Kennis en vaardigheden leerlingen moeilijk vergelijkbaar

Er zijn toenemende zorgen over de kennis en vaardigheden van Nederlandse scholieren. Waar Nederland twintig jaar geleden nog aan de Europese top stond, zakt het de laatste jaren steeds verder weg in internationale peilingsonderzoeken. Maar in hoeverre zijn die peilingsonderzoeken een accurate graadmeter? Wanneer andere landen hun score verbeteren of meer landen deelnemen zakt Nederland weliswaar, maar betekent dat niet automatisch dat leerlingen achteruit zijn gegaan. Ook zijn er diverse factoren die een goede vergelijking van de scores over de tijd en tussen landen lastig maken. Dat concludeert het Centraal Planbureau in de publicatie ‘Een blik op de Nederlandse positie in internationale onderwijsrankings’, die op 21 december is gepubliceerd.

Op verzoek van het ministerie van Onderwijs, Cultuur en Wetenschap heeft het CPB gekeken in hoeverre internationale peilingsonderzoeken, zoals PISA, een betrouwbare graadmeter zijn voor de prestaties van Nederland. Daaruit blijkt dat er diverse factoren zijn die de score en positie van Nederland beïnvloeden, maar niet direct hoeven te duiden op een verandering van de onderwijsprestaties. Zo melden ieder jaar nieuwe landen zich aan voor de peilingsonderzoeken.

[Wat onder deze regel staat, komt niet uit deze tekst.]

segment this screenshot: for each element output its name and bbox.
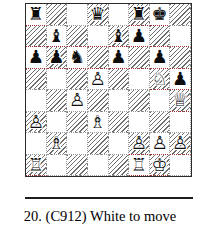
square-e7: ♝ xyxy=(109,26,130,48)
piece-black-pawn: ♟ xyxy=(28,47,44,67)
piece-black-knight: ♞ xyxy=(69,47,85,67)
square-h8 xyxy=(170,4,191,26)
piece-black-bishop: ♝ xyxy=(110,26,126,46)
square-b8 xyxy=(47,4,68,26)
piece-white-pawn: ♙ xyxy=(131,133,147,153)
square-h2: ♙ xyxy=(170,133,191,155)
square-c1 xyxy=(67,155,88,177)
square-c5 xyxy=(67,69,88,91)
square-g5: ♘ xyxy=(150,69,171,91)
square-b5 xyxy=(47,69,68,91)
square-a5 xyxy=(26,69,47,91)
piece-black-rook: ♜ xyxy=(131,4,147,24)
piece-black-queen: ♛ xyxy=(90,4,106,24)
diagram-caption: 20. (C912) White to move xyxy=(0,208,200,225)
diagram-divider xyxy=(25,197,193,199)
piece-white-pawn: ♙ xyxy=(69,90,85,110)
square-h6 xyxy=(170,47,191,69)
square-d3: ♗ xyxy=(88,112,109,134)
square-b3 xyxy=(47,112,68,134)
square-f8: ♜ xyxy=(129,4,150,26)
piece-white-knight: ♘ xyxy=(151,69,167,89)
square-f5 xyxy=(129,69,150,91)
square-f6 xyxy=(129,47,150,69)
square-d6 xyxy=(88,47,109,69)
square-b6: ♟ xyxy=(47,47,68,69)
chess-board: ♜♛♜♚♝♝♟♟♟♞♟♟♙♘♟♙♕♙♗♗♙♙♙♖♖♔ xyxy=(25,3,192,177)
square-f4 xyxy=(129,90,150,112)
square-g2: ♙ xyxy=(150,133,171,155)
square-c6: ♞ xyxy=(67,47,88,69)
piece-white-bishop: ♗ xyxy=(48,133,64,153)
square-h4: ♕ xyxy=(170,90,191,112)
square-f1: ♖ xyxy=(129,155,150,177)
square-c8 xyxy=(67,4,88,26)
piece-black-rook: ♜ xyxy=(28,4,44,24)
piece-white-bishop: ♗ xyxy=(90,112,106,132)
square-e1 xyxy=(109,155,130,177)
square-c3 xyxy=(67,112,88,134)
square-b4 xyxy=(47,90,68,112)
square-g8: ♚ xyxy=(150,4,171,26)
piece-black-pawn: ♟ xyxy=(48,47,64,67)
piece-white-pawn: ♙ xyxy=(172,133,188,153)
piece-white-pawn: ♙ xyxy=(28,112,44,132)
square-b7: ♝ xyxy=(47,26,68,48)
square-b1 xyxy=(47,155,68,177)
square-g1: ♔ xyxy=(150,155,171,177)
square-a7 xyxy=(26,26,47,48)
square-c4: ♙ xyxy=(67,90,88,112)
square-a3: ♙ xyxy=(26,112,47,134)
square-d1 xyxy=(88,155,109,177)
piece-white-pawn: ♙ xyxy=(90,69,106,89)
square-e3 xyxy=(109,112,130,134)
square-g7 xyxy=(150,26,171,48)
square-e2 xyxy=(109,133,130,155)
square-g6: ♟ xyxy=(150,47,171,69)
piece-black-pawn: ♟ xyxy=(151,47,167,67)
piece-white-queen: ♕ xyxy=(172,90,188,110)
square-e4 xyxy=(109,90,130,112)
square-b2: ♗ xyxy=(47,133,68,155)
square-c7 xyxy=(67,26,88,48)
square-f7: ♟ xyxy=(129,26,150,48)
piece-black-pawn: ♟ xyxy=(110,47,126,67)
square-h3 xyxy=(170,112,191,134)
square-d2 xyxy=(88,133,109,155)
square-a6: ♟ xyxy=(26,47,47,69)
square-g4 xyxy=(150,90,171,112)
square-h1 xyxy=(170,155,191,177)
square-f2: ♙ xyxy=(129,133,150,155)
piece-white-king: ♔ xyxy=(151,155,167,175)
square-d7 xyxy=(88,26,109,48)
piece-black-bishop: ♝ xyxy=(48,26,64,46)
square-a2 xyxy=(26,133,47,155)
piece-black-pawn: ♟ xyxy=(172,69,188,89)
square-a1: ♖ xyxy=(26,155,47,177)
square-d5: ♙ xyxy=(88,69,109,91)
square-h5: ♟ xyxy=(170,69,191,91)
square-c2 xyxy=(67,133,88,155)
piece-black-king: ♚ xyxy=(151,4,167,24)
piece-black-pawn: ♟ xyxy=(131,26,147,46)
square-a8: ♜ xyxy=(26,4,47,26)
square-e5 xyxy=(109,69,130,91)
piece-white-pawn: ♙ xyxy=(151,133,167,153)
square-d4 xyxy=(88,90,109,112)
square-e6: ♟ xyxy=(109,47,130,69)
square-f3 xyxy=(129,112,150,134)
piece-white-rook: ♖ xyxy=(28,155,44,175)
square-g3 xyxy=(150,112,171,134)
square-h7 xyxy=(170,26,191,48)
square-a4 xyxy=(26,90,47,112)
piece-white-rook: ♖ xyxy=(131,155,147,175)
square-d8: ♛ xyxy=(88,4,109,26)
square-e8 xyxy=(109,4,130,26)
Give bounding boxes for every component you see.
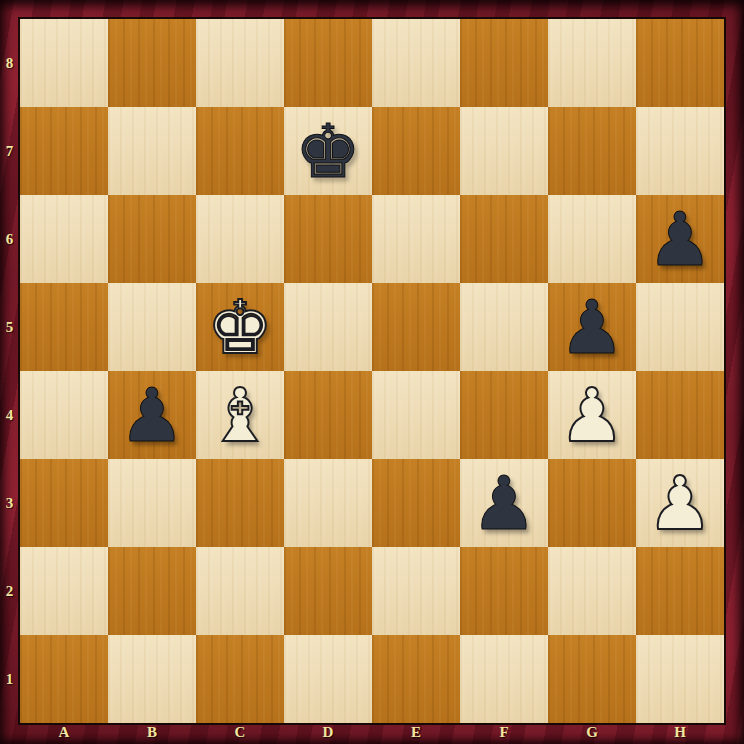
square-b3[interactable] <box>108 459 196 547</box>
square-g4[interactable]: ♟ <box>548 371 636 459</box>
square-d3[interactable] <box>284 459 372 547</box>
square-d4[interactable] <box>284 371 372 459</box>
black-pawn[interactable]: ♟ <box>471 466 537 540</box>
square-c8[interactable] <box>196 19 284 107</box>
square-e5[interactable] <box>372 283 460 371</box>
square-b1[interactable] <box>108 635 196 723</box>
square-a8[interactable] <box>20 19 108 107</box>
chess-board: ♚♟♚♟♟♝♟♟♟ <box>20 19 724 723</box>
file-label-h: H <box>636 723 724 744</box>
square-g2[interactable] <box>548 547 636 635</box>
square-e4[interactable] <box>372 371 460 459</box>
square-a3[interactable] <box>20 459 108 547</box>
square-h2[interactable] <box>636 547 724 635</box>
square-d1[interactable] <box>284 635 372 723</box>
square-g8[interactable] <box>548 19 636 107</box>
square-b8[interactable] <box>108 19 196 107</box>
square-f1[interactable] <box>460 635 548 723</box>
white-king[interactable]: ♚ <box>207 290 273 364</box>
square-f2[interactable] <box>460 547 548 635</box>
square-e7[interactable] <box>372 107 460 195</box>
square-f6[interactable] <box>460 195 548 283</box>
rank-label-3: 3 <box>0 459 19 547</box>
square-c3[interactable] <box>196 459 284 547</box>
square-d7[interactable]: ♚ <box>284 107 372 195</box>
black-pawn[interactable]: ♟ <box>119 378 185 452</box>
black-king[interactable]: ♚ <box>295 114 361 188</box>
square-d6[interactable] <box>284 195 372 283</box>
square-f7[interactable] <box>460 107 548 195</box>
rank-label-8: 8 <box>0 19 19 107</box>
rank-label-5: 5 <box>0 283 19 371</box>
file-label-b: B <box>108 723 196 744</box>
square-a7[interactable] <box>20 107 108 195</box>
white-pawn[interactable]: ♟ <box>559 378 625 452</box>
square-h7[interactable] <box>636 107 724 195</box>
square-d2[interactable] <box>284 547 372 635</box>
black-pawn[interactable]: ♟ <box>647 202 713 276</box>
square-a6[interactable] <box>20 195 108 283</box>
rank-label-4: 4 <box>0 371 19 459</box>
square-f4[interactable] <box>460 371 548 459</box>
file-label-g: G <box>548 723 636 744</box>
file-label-d: D <box>284 723 372 744</box>
square-e8[interactable] <box>372 19 460 107</box>
square-f8[interactable] <box>460 19 548 107</box>
square-g5[interactable]: ♟ <box>548 283 636 371</box>
file-label-f: F <box>460 723 548 744</box>
square-c2[interactable] <box>196 547 284 635</box>
square-b6[interactable] <box>108 195 196 283</box>
square-d8[interactable] <box>284 19 372 107</box>
rank-label-6: 6 <box>0 195 19 283</box>
square-b7[interactable] <box>108 107 196 195</box>
square-g3[interactable] <box>548 459 636 547</box>
square-e3[interactable] <box>372 459 460 547</box>
white-bishop[interactable]: ♝ <box>207 378 273 452</box>
square-a2[interactable] <box>20 547 108 635</box>
square-e1[interactable] <box>372 635 460 723</box>
rank-label-1: 1 <box>0 635 19 723</box>
square-a1[interactable] <box>20 635 108 723</box>
file-label-e: E <box>372 723 460 744</box>
square-c6[interactable] <box>196 195 284 283</box>
square-f3[interactable]: ♟ <box>460 459 548 547</box>
square-h6[interactable]: ♟ <box>636 195 724 283</box>
square-f5[interactable] <box>460 283 548 371</box>
square-e2[interactable] <box>372 547 460 635</box>
file-label-c: C <box>196 723 284 744</box>
square-e6[interactable] <box>372 195 460 283</box>
square-h4[interactable] <box>636 371 724 459</box>
square-h1[interactable] <box>636 635 724 723</box>
square-c4[interactable]: ♝ <box>196 371 284 459</box>
square-h8[interactable] <box>636 19 724 107</box>
rank-label-7: 7 <box>0 107 19 195</box>
board-frame: ♚♟♚♟♟♝♟♟♟ 87654321 ABCDEFGH <box>0 0 744 744</box>
square-h3[interactable]: ♟ <box>636 459 724 547</box>
square-a5[interactable] <box>20 283 108 371</box>
white-pawn[interactable]: ♟ <box>647 466 713 540</box>
square-b5[interactable] <box>108 283 196 371</box>
square-g6[interactable] <box>548 195 636 283</box>
square-c5[interactable]: ♚ <box>196 283 284 371</box>
square-b2[interactable] <box>108 547 196 635</box>
square-g1[interactable] <box>548 635 636 723</box>
black-pawn[interactable]: ♟ <box>559 290 625 364</box>
square-c1[interactable] <box>196 635 284 723</box>
square-h5[interactable] <box>636 283 724 371</box>
file-label-a: A <box>20 723 108 744</box>
square-g7[interactable] <box>548 107 636 195</box>
square-b4[interactable]: ♟ <box>108 371 196 459</box>
square-a4[interactable] <box>20 371 108 459</box>
square-d5[interactable] <box>284 283 372 371</box>
square-c7[interactable] <box>196 107 284 195</box>
rank-label-2: 2 <box>0 547 19 635</box>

Als deze nieuwe landen hun score verbeteren, daalt Nederland automatisch een aantal plekken op de ranking.

Veranderingen in methoden en toetsingskaders
De internationale literatuur laat zien dat ook andere factoren de positie van een land kunnen beïnvloeden. Zo pakken bijvoorbeeld veranderingen in de afnamemodus, zoals van papieren naar digitale toetsing, voor sommige landen gunstiger uit dan voor andere. De statistische methoden waarmee de resultaten worden berekend, worden ook regelmatig veranderd, waardoor een vergelijking met eerdere peiljaren lastig is. Hetzelfde geldt voor wijzigingen in het toetsingskader. Zo is door de jaren heen de definitie van ‘goed kunnen lezen’ regelmatig bijgesteld. Ook blijkt dat de motivatie en het ‘testuithoudingsvermogen’ van de leerlingen een impact hebben op de rankings. Uit diverse onderzoeken blijkt dat onder andere bovenstaande factoren de positie van Nederland zowel positief als negatief beïnvloeden, maar het is niet mogelijk om het totale effect daarvan in een cijfer te vangen.

Oplossingen
Om tot een betere vergelijking over de tijd en tussen landen te komen, zouden de uitvoerende organisaties een aantal wijzigingen kunnen doorvoeren. Een voorbeeld daarvan is het koppelen van de data van PISA aan het leerlingvolgsysteem en nationale toetsen, zoals het eindexamen. Het koppelen van deze gegevens kan inzicht verschaffen in de representativiteit van de steekproef. Ook zou de impact van wijzigingen in het toetsingskader beter inzichtelijk gemaakt kunnen worden. Het zou dan namelijk duidelijker zijn of een veranderde score samenhangt met onderwijskwaliteit of met het feit dat de toetsen niet ieder jaar dezelfde vaardigheden meten.